HOW TO MAKE YOUR OWN 3-D COLLAGE FOR THE WALL
- Use a purchased shadow box, a custom-made shadow box or simply a small wooden box (new or vintage) and just start playing around with some beautiful natural forms and perhaps add a fun vintage item.
- Use museum wax, candle wax or some other type of soft wax made for temporary attachments to hold the stacks together. I also used wax to attach the little sea star on the back wall of one of the arrangements.
- Hang your wall art on the wall in just the right place and enjoy it!
I have had this Turkish urn for over 10 years and wanted to find a good place for it in my garden. In early June of this year I built a miniature circular garden as the centerpiece in the backyard. I laid half bricks as edging and placed the urn in the center raised on an old metal stand to a dramatic height. .
I planted a trimmed boxwood globe in the urn. In the circular garden below I put in starts from my lambs ear on the outside and a circle of garlic chives on the inside. The garlic chives are a narrow flat blade, about a 1/4″ across, and the blooms are airy and white. I used plant material I already had in the garden so this new little garden design would match the whole big garden.
I finished June 7 and today the plant starts are already filled in enough to be attractive.
HERE’S HOW I MADE MY CENTERPIECE IN THE BACKYARD:
- The first step was to find the center of the space in my backyard where I wanted to create the circular garden. Using a stick tied onto a two-foot length of string, I secured it in the center of my space and drew a circle in the ground for the outside marking of the bricks. I carefully dug out the length of the brick about 2″ deep inside my circle. See the last photos for the project beginning.
- I then set the bricks around the edge adjusting the depths and using a level to keep them even. I did have to extend the circle out a little to get the last full brick in. I also used four more bricks in the center of the circle to create a base for the metal stand.
- After the bricks were set, I set up the stand and urn and planted the boxwood, lamb’s ear and chives.
A Note About Garlic Chives:
Garlic chives are a lovely addition to any garden and they are also a culinary delight. I love them in salads and also in many hot dishes. I like to add them to hot dishes just before I take them off the heat so that they just wilt and stay brilliant green and pungent with flavor.
Last summer I planted a Passion flower vine on a large trellis in the front yard. This year the foliage climbed to the top of the trellis and up there the blooms are smiling at the sky, but can’t even see them.
My solution to this dilemma is to cut the blossoms and bring them inside where I can enjoy the exotic, incredibly 3-dimensional flower, up close and personal. Because the stems are short I put each single flower in a cute little glass and they smile up at me at the kitchen table.

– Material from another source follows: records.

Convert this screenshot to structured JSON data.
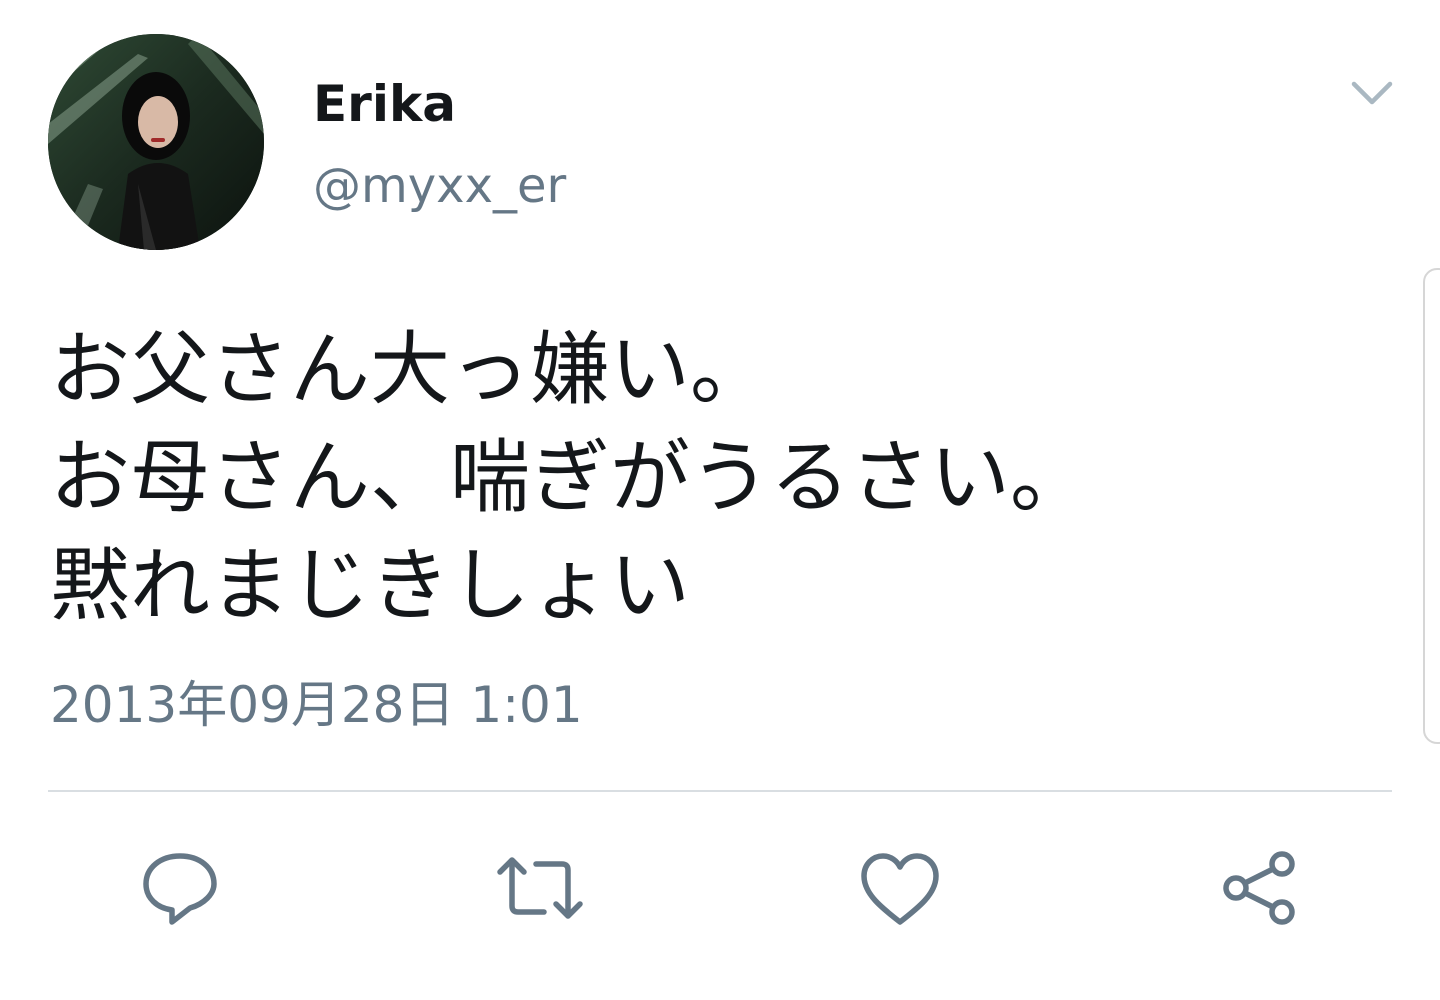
{
  "tweet": {
    "author": {
      "display_name": "Erika",
      "handle": "@myxx_er"
    },
    "text_lines": [
      "お父さん大っ嫌い。",
      "お母さん、喘ぎがうるさい。",
      "黙れまじきしょい"
    ],
    "timestamp": "2013年09月28日 1:01"
  },
  "actions": [
    {
      "name": "reply",
      "icon": "reply-icon"
    },
    {
      "name": "retweet",
      "icon": "retweet-icon"
    },
    {
      "name": "like",
      "icon": "heart-icon"
    },
    {
      "name": "share",
      "icon": "share-icon"
    }
  ],
  "menu": {
    "icon": "chevron-down-icon"
  },
  "colors": {
    "text_primary": "#14171a",
    "text_secondary": "#657786",
    "icon_gray": "#657786",
    "divider": "#d9dee2",
    "background": "#ffffff"
  }
}
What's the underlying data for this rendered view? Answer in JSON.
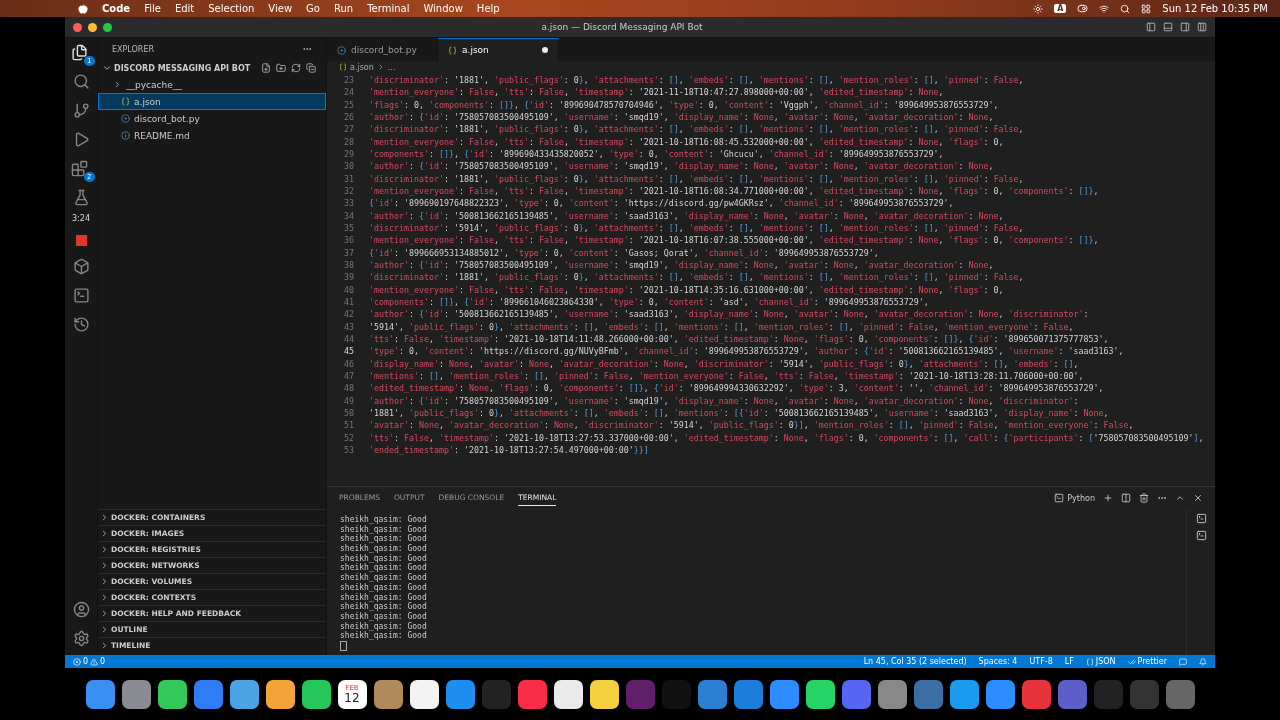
{
  "menu_bar": {
    "app": "Code",
    "items": [
      "File",
      "Edit",
      "Selection",
      "View",
      "Go",
      "Run",
      "Terminal",
      "Window",
      "Help"
    ],
    "input_source": "A",
    "clock": "Sun 12 Feb 10:35 PM"
  },
  "window": {
    "title": "a.json — Discord Messaging API Bot"
  },
  "activity_bar": {
    "badges": {
      "explorer": "1",
      "extensions": "2"
    },
    "timer": "3:24"
  },
  "sidebar": {
    "title": "EXPLORER",
    "project": "DISCORD MESSAGING API BOT",
    "tree": [
      {
        "label": "__pycache__",
        "kind": "folder",
        "selected": false
      },
      {
        "label": "a.json",
        "kind": "json",
        "selected": true
      },
      {
        "label": "discord_bot.py",
        "kind": "python",
        "selected": false
      },
      {
        "label": "README.md",
        "kind": "info",
        "selected": false
      }
    ],
    "sections": [
      "DOCKER: CONTAINERS",
      "DOCKER: IMAGES",
      "DOCKER: REGISTRIES",
      "DOCKER: NETWORKS",
      "DOCKER: VOLUMES",
      "DOCKER: CONTEXTS",
      "DOCKER: HELP AND FEEDBACK",
      "OUTLINE",
      "TIMELINE"
    ]
  },
  "tabs": [
    {
      "label": "discord_bot.py",
      "kind": "python",
      "selected": false,
      "modified": false
    },
    {
      "label": "a.json",
      "kind": "json",
      "selected": true,
      "modified": true
    }
  ],
  "breadcrumb": [
    "a.json",
    "..."
  ],
  "code": [
    {
      "n": "23",
      "current": false,
      "text": "'discriminator': '1881', 'public_flags': 0}, 'attachments': [], 'embeds': [], 'mentions': [], 'mention_roles': [], 'pinned': False,"
    },
    {
      "n": "24",
      "current": false,
      "text": "'mention_everyone': False, 'tts': False, 'timestamp': '2021-11-18T10:47:27.898000+00:00', 'edited_timestamp': None,"
    },
    {
      "n": "25",
      "current": false,
      "text": "'flags': 0, 'components': []}, {'id': '899690478570704946', 'type': 0, 'content': 'Vggph', 'channel_id': '899649953876553729',"
    },
    {
      "n": "26",
      "current": false,
      "text": "'author': {'id': '758057083500495109', 'username': 'smqd19', 'display_name': None, 'avatar': None, 'avatar_decoration': None,"
    },
    {
      "n": "27",
      "current": false,
      "text": "'discriminator': '1881', 'public_flags': 0}, 'attachments': [], 'embeds': [], 'mentions': [], 'mention_roles': [], 'pinned': False,"
    },
    {
      "n": "28",
      "current": false,
      "text": "'mention_everyone': False, 'tts': False, 'timestamp': '2021-10-18T16:08:45.532000+00:00', 'edited_timestamp': None, 'flags': 0,"
    },
    {
      "n": "29",
      "current": false,
      "text": "'components': []}, {'id': '899690433435820052', 'type': 0, 'content': 'Ghcucu', 'channel_id': '899649953876553729',"
    },
    {
      "n": "30",
      "current": false,
      "text": "'author': {'id': '758057083500495109', 'username': 'smqd19', 'display_name': None, 'avatar': None, 'avatar_decoration': None,"
    },
    {
      "n": "31",
      "current": false,
      "text": "'discriminator': '1881', 'public_flags': 0}, 'attachments': [], 'embeds': [], 'mentions': [], 'mention_roles': [], 'pinned': False,"
    },
    {
      "n": "32",
      "current": false,
      "text": "'mention_everyone': False, 'tts': False, 'timestamp': '2021-10-18T16:08:34.771000+00:00', 'edited_timestamp': None, 'flags': 0, 'components': []},"
    },
    {
      "n": "33",
      "current": false,
      "text": "{'id': '899690197648822323', 'type': 0, 'content': 'https://discord.gg/pw4GKRsz', 'channel_id': '899649953876553729',"
    },
    {
      "n": "34",
      "current": false,
      "text": "'author': {'id': '500813662165139485', 'username': 'saad3163', 'display_name': None, 'avatar': None, 'avatar_decoration': None,"
    },
    {
      "n": "35",
      "current": false,
      "text": "'discriminator': '5914', 'public_flags': 0}, 'attachments': [], 'embeds': [], 'mentions': [], 'mention_roles': [], 'pinned': False,"
    },
    {
      "n": "36",
      "current": false,
      "text": "'mention_everyone': False, 'tts': False, 'timestamp': '2021-10-18T16:07:38.555000+00:00', 'edited_timestamp': None, 'flags': 0, 'components': []},"
    },
    {
      "n": "37",
      "current": false,
      "text": "{'id': '899666953134885012', 'type': 0, 'content': 'Gasos; Qorat', 'channel_id': '899649953876553729',"
    },
    {
      "n": "38",
      "current": false,
      "text": "'author': {'id': '758057083500495109', 'username': 'smqd19', 'display_name': None, 'avatar': None, 'avatar_decoration': None,"
    },
    {
      "n": "39",
      "current": false,
      "text": "'discriminator': '1881', 'public_flags': 0}, 'attachments': [], 'embeds': [], 'mentions': [], 'mention_roles': [], 'pinned': False,"
    },
    {
      "n": "40",
      "current": false,
      "text": "'mention_everyone': False, 'tts': False, 'timestamp': '2021-10-18T14:35:16.631000+00:00', 'edited_timestamp': None, 'flags': 0,"
    },
    {
      "n": "41",
      "current": false,
      "text": "'components': []}, {'id': '899661046023864330', 'type': 0, 'content': 'asd', 'channel_id': '899649953876553729',"
    },
    {
      "n": "42",
      "current": false,
      "text": "'author': {'id': '500813662165139485', 'username': 'saad3163', 'display_name': None, 'avatar': None, 'avatar_decoration': None, 'discriminator':"
    },
    {
      "n": "43",
      "current": false,
      "text": "'5914', 'public_flags': 0}, 'attachments': [], 'embeds': [], 'mentions': [], 'mention_roles': [], 'pinned': False, 'mention_everyone': False,"
    },
    {
      "n": "44",
      "current": false,
      "text": "'tts': False, 'timestamp': '2021-10-18T14:11:48.266000+00:00', 'edited_timestamp': None, 'flags': 0, 'components': []}, {'id': '899650071375777853',"
    },
    {
      "n": "45",
      "current": true,
      "text": "'type': 0, 'content': 'https://discord.gg/NUVyBFmb', 'channel_id': '899649953876553729', 'author': {'id': '500813662165139485', 'username': 'saad3163',"
    },
    {
      "n": "46",
      "current": false,
      "text": "'display_name': None, 'avatar': None, 'avatar_decoration': None, 'discriminator': '5914', 'public_flags': 0}, 'attachments': [], 'embeds': [],"
    },
    {
      "n": "47",
      "current": false,
      "text": "'mentions': [], 'mention_roles': [], 'pinned': False, 'mention_everyone': False, 'tts': False, 'timestamp': '2021-10-18T13:28:11.706000+00:00',"
    },
    {
      "n": "48",
      "current": false,
      "text": "'edited_timestamp': None, 'flags': 0, 'components': []}, {'id': '899649994330632292', 'type': 3, 'content': '', 'channel_id': '899649953876553729',"
    },
    {
      "n": "49",
      "current": false,
      "text": "'author': {'id': '758057083500495109', 'username': 'smqd19', 'display_name': None, 'avatar': None, 'avatar_decoration': None, 'discriminator':"
    },
    {
      "n": "50",
      "current": false,
      "text": "'1881', 'public_flags': 0}, 'attachments': [], 'embeds': [], 'mentions': [{'id': '500813662165139485', 'username': 'saad3163', 'display_name': None,"
    },
    {
      "n": "51",
      "current": false,
      "text": "'avatar': None, 'avatar_decoration': None, 'discriminator': '5914', 'public_flags': 0}], 'mention_roles': [], 'pinned': False, 'mention_everyone': False,"
    },
    {
      "n": "52",
      "current": false,
      "text": "'tts': False, 'timestamp': '2021-10-18T13:27:53.337000+00:00', 'edited_timestamp': None, 'flags': 0, 'components': [], 'call': {'participants': ['758057083500495109'],"
    },
    {
      "n": "53",
      "current": false,
      "text": "'ended_timestamp': '2021-10-18T13:27:54.497000+00:00'}}]"
    }
  ],
  "panel": {
    "tabs": [
      {
        "label": "PROBLEMS",
        "selected": false
      },
      {
        "label": "OUTPUT",
        "selected": false
      },
      {
        "label": "DEBUG CONSOLE",
        "selected": false
      },
      {
        "label": "TERMINAL",
        "selected": true
      }
    ],
    "shell": "Python",
    "terminal_lines": [
      "sheikh_qasim: Good",
      "sheikh_qasim: Good",
      "sheikh_qasim: Good",
      "sheikh_qasim: Good",
      "sheikh_qasim: Good",
      "sheikh_qasim: Good",
      "sheikh_qasim: Good",
      "sheikh_qasim: Good",
      "sheikh_qasim: Good",
      "sheikh_qasim: Good",
      "sheikh_qasim: Good",
      "sheikh_qasim: Good",
      "sheikh_qasim: Good"
    ]
  },
  "status_bar": {
    "errors": "0",
    "warnings": "0",
    "right": [
      "Ln 45, Col 35 (2 selected)",
      "Spaces: 4",
      "UTF-8",
      "LF"
    ],
    "language": "JSON",
    "formatter": "Prettier"
  },
  "dock": {
    "calendar_month": "FEB",
    "calendar_day": "12"
  }
}
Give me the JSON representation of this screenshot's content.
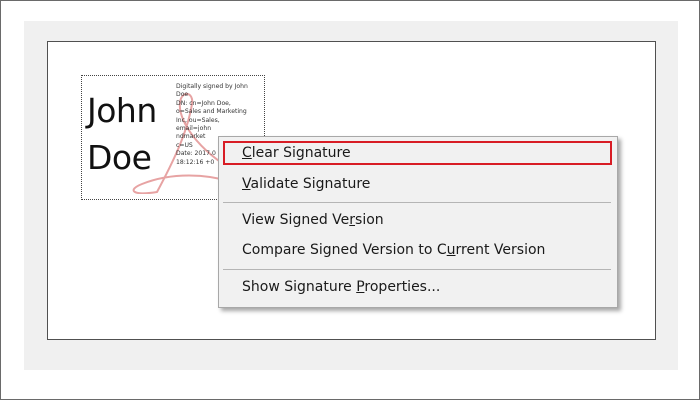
{
  "signature": {
    "first_name": "John",
    "last_name": "Doe",
    "details": [
      "Digitally signed by John",
      "Doe",
      "DN: cn=John Doe,",
      "o=Sales and Marketing",
      "Inc, ou=Sales,",
      "email=john",
      "ndmarket",
      "c=US",
      "Date: 2017.0",
      "18:12:16 +0"
    ],
    "logo": "acrobat-logo-watermark"
  },
  "context_menu": {
    "items": [
      {
        "pre": "",
        "accel": "C",
        "post": "lear Signature"
      },
      {
        "pre": "",
        "accel": "V",
        "post": "alidate Signature"
      },
      {
        "pre": "View Signed Ve",
        "accel": "r",
        "post": "sion"
      },
      {
        "pre": "Compare Signed Version to C",
        "accel": "u",
        "post": "rrent Version"
      },
      {
        "pre": "Show Signature ",
        "accel": "P",
        "post": "roperties..."
      }
    ]
  },
  "colors": {
    "highlight_border": "#d81c25",
    "menu_background": "#f1f1f1"
  }
}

One of my favorite garden perennials is Lady’s Mantle. It is an old-fashioned, classic English garden plant and it thrives in my yard in both sun and shade. Not only does it come back every year, but it self-seeds and starts lots of new plants. I use the volunteers to fill in the bare spots in the garden and as under plantings for tall flowers like lilies and roses.
I am intrigued by the distinctive beauty of the leaves; they unfold like a lady’s fan and hold droplets of water that look like cabochon diamonds. The blooms are tiny stars and cover the plants in airy clouds of chartreuse.
I have been making lots of bouquets for the past three or four weeks. I love them in simple little airy arrangements in clear glass. I also use them as filler, like baby’s breath, to showcase larger blossoms.